ALBANY, NY - Senator Brad Hoylman (D/WF-Manhattan) released the following statement in response to the passage of his TRUST Act (S.5072-A/A.7194-A), which would authorize the New York State Department of Taxation and Finance to share tax return information with a requesting Congressional committee:
Senator Hoylman said: “Donald Trump has broken forty years of political tradition by not releasing his tax returns. Now, his administration is precipitating a constitutional showdown by shielding the President from Congressional oversight over those returns. Our system of checks and balances is failing. New York has a special role and responsibility to step into the breach.
Today, the New York State Senate voted to do its part to assist Congress in fulfilling its oversight responsibilities by passing the TRUST Act, allowing the New York State Department of Taxation and Finance to cooperate with Congressional committees requesting New York State tax returns. I am grateful to Senate Majority Leader Andrea Stewart-Cousins, my colleagues in the Senate, and my partner in the Assembly, David Buchwald. I look forward to seeing the bill pass both houses, and reach the Governor’s desk for a signature. We must ensure that Congress can’t be blocked in their attempts to hold even the highest elected officials in the land accountable to the American people.”
House Judiciary Chairman Jerrold Nadler said: “This bill is a workaround to a White House that continues to obstruct and stonewall the legitimate oversight work of Congress. The state return should generally match the federal return and obtaining it from New York State will enable us in Congress to perform our oversight function and maintain the rule of law.”
Assemblyman David Buchwald (D-Westchester), lead sponsor of the TRUST Act in the New York State Assembly said: "We see bold action in the State Senate, moving to provide New York state tax returns requested by Congressional committees. Senator Hoylman and his colleagues in the State Senate deserve great credit for recognizing that it is time for New York State to step up and promote transparency of tax returns, especially when the U.S. Treasury Department is denying the rights of Congress. The State Assembly should responsibly and promptly move forward and take up the measure because no one is above the law.”
House Ways & Means Chair Richard Neal formally requested President Trump’s federal tax returns earlier this month, setting an initial deadline of April 10. The White House also failed to comply with the second request, set for April 23. Earlier this week, Treasury Secretary Steven Mnuchin formally denied the committee’s request.
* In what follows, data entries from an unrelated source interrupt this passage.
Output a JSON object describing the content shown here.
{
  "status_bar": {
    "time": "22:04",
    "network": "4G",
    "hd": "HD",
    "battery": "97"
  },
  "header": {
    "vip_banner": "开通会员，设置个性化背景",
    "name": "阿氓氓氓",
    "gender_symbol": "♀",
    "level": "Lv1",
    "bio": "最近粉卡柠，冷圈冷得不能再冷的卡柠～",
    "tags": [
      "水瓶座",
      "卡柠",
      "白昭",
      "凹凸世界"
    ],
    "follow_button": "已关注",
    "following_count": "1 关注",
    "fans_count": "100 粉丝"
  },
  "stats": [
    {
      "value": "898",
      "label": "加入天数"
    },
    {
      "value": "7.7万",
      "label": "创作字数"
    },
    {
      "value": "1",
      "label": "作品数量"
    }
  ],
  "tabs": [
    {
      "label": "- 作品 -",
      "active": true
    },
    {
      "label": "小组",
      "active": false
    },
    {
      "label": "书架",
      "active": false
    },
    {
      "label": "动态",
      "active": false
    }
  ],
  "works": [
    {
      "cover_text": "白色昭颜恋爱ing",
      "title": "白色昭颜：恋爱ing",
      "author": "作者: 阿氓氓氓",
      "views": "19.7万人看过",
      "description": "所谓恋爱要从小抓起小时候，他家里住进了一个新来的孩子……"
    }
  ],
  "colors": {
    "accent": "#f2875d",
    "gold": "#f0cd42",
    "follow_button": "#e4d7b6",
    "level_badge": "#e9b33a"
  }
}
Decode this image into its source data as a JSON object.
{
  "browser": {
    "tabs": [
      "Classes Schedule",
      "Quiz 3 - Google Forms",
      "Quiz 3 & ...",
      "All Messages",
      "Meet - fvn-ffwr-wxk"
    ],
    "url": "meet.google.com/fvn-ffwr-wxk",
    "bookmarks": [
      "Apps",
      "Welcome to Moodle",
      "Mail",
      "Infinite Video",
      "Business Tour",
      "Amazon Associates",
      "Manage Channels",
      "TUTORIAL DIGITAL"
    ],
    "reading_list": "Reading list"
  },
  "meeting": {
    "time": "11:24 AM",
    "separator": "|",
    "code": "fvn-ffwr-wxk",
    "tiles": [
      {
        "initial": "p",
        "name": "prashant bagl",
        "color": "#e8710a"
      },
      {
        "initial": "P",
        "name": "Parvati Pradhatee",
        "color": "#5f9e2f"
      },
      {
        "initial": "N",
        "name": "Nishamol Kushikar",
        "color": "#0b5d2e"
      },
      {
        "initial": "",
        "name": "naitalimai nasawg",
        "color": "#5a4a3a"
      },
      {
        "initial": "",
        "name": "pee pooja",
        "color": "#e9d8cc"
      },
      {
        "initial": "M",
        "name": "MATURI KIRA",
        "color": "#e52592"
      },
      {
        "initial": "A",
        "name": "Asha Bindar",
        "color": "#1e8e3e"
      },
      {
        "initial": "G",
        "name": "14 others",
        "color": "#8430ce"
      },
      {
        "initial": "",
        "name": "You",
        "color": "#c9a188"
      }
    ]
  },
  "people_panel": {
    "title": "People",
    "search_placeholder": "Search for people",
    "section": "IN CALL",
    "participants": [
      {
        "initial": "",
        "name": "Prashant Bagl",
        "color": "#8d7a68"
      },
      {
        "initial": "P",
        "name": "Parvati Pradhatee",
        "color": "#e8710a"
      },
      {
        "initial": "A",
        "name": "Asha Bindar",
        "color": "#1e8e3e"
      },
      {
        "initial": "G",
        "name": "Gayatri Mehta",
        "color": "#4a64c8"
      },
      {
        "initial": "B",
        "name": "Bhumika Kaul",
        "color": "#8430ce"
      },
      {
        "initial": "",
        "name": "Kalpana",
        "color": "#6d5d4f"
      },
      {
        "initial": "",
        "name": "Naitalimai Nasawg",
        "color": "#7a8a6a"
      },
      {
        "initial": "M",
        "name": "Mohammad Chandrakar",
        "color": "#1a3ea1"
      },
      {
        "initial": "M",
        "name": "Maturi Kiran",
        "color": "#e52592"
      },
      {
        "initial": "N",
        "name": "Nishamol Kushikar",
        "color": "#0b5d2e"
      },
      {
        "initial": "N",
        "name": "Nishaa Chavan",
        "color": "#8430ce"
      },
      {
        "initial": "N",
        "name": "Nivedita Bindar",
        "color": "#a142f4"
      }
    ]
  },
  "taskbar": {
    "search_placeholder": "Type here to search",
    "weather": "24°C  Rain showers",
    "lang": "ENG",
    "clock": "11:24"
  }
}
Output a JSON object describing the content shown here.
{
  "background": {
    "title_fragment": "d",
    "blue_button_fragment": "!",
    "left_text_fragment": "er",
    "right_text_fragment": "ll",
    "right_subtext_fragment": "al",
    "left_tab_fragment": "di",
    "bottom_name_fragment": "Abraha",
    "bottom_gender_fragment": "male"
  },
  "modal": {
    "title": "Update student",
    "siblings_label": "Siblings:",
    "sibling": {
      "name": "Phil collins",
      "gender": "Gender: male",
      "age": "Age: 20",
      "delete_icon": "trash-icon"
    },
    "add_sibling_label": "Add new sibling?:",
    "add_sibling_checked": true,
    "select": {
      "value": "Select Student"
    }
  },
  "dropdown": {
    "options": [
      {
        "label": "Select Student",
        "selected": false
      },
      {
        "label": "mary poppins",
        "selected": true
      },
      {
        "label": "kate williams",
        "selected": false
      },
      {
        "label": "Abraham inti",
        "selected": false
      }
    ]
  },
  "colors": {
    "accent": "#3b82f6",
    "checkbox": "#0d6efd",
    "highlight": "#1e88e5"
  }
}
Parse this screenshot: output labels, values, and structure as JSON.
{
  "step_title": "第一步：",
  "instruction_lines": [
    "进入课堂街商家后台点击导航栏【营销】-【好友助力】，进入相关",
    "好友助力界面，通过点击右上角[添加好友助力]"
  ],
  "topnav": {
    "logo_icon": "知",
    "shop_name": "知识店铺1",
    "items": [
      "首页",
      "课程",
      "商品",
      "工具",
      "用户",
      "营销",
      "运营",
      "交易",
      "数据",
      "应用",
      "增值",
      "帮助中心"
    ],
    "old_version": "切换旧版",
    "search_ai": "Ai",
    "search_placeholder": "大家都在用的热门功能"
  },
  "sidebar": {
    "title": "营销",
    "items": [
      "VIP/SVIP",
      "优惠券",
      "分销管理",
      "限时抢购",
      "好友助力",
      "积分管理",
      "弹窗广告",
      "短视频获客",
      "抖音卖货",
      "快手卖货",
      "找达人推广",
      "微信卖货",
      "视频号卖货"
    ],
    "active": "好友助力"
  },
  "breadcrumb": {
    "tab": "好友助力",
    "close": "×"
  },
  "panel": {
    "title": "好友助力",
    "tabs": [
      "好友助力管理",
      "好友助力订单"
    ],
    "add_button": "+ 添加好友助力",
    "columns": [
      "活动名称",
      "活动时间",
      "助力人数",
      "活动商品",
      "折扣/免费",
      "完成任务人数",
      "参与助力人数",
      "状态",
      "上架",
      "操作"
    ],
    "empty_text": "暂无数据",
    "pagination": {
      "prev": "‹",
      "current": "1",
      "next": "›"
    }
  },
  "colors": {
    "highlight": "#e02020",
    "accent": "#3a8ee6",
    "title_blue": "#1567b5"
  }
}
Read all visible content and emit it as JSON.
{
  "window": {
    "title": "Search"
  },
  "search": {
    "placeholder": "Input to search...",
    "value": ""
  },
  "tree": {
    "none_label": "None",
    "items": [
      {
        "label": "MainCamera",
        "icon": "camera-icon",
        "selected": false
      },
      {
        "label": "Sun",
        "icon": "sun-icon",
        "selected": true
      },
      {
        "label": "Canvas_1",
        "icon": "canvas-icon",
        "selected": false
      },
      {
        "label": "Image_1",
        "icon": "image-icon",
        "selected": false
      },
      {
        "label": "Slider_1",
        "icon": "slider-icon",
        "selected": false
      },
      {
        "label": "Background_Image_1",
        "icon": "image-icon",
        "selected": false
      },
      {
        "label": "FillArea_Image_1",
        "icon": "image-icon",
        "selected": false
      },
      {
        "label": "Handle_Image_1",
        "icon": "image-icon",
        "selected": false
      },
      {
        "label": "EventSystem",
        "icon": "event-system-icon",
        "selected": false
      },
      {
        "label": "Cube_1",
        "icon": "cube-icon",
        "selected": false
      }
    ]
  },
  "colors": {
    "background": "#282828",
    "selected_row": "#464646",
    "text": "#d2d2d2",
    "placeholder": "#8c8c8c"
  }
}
Federal law gives three Congressional tax committees the unqualified right to obtain and review the otherwise confidential federal tax information of any taxpayer from the U.S. Department of Treasury. Under New York State tax law, sharing state tax return information is prohibited, except under certain delineated circumstances. The TRUST Act would create a new exception to authorize the sharing of state tax returns with a requesting Congressional committee when the request is made in the furtherance of a legitimate legislative purpose.